ファイツの両親は、彼の今の理解で言えば、繁殖奴隷と呼ばれる存在だった。

このジュピテリオスよりはるか南西に位置する「聖なる森」で、年一匹ずつ、オスメスの祈りにより聖木の樹液から子を授かること。彼らを育てることが役目だった。

ファイツの存在は、両親にとってひとつの挑戦だった。

人間たちに子は授からなかったと嘘を言い、隠して育てたのだ。

両親は奴隷となる子供たちの運命を嘆き、それに逆らおうとしたのだろう。

ファイツは知らなかった。

妖精たちが10歳になるまで森で育てられること。

それはそこでしか能力に目覚めることがないからであり、それを監督するために森勤務の妖精先生がいること。

彼らが好き放題に妖精を苛め、鞭打つこと。

能力に目覚めた後の、奴隷としての運命。

何も知らず、秘密の広場に隠され、両親の訪れを待った幼き日々。

「父様、母様、今日は何を教えてくれるの」

ファイツは伸びやかに成長し、よく笑い、よくしゃべり、よく学ぶ子供となった。

特に早く走れるよう特訓を受けた。
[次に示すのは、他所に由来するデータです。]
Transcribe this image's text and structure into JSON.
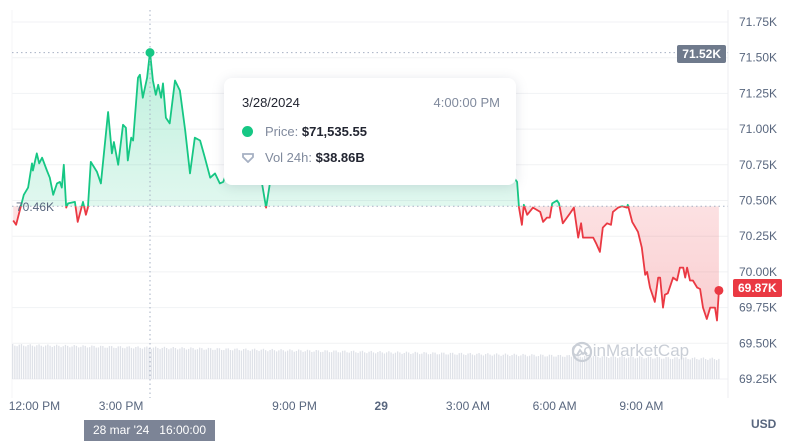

それはきっと、人間に捕まった時に逃げやすくするためだったのだろう。ファイツは、時々遊びに来る兄弟たちの誰よりも早く走ることができた。

これがひとつの謎の答えだ。シルフィが以前見かけた、額に同じ模様を戴く二匹の妖精の謎。二匹の妖精はいずれも、紛れもなくファイツ本人であった。早く走ることができるために、ねずみ騒動のあと、すぐに汚れを落とし、何食わぬ顔で教室に戻ることができただけだったのだ。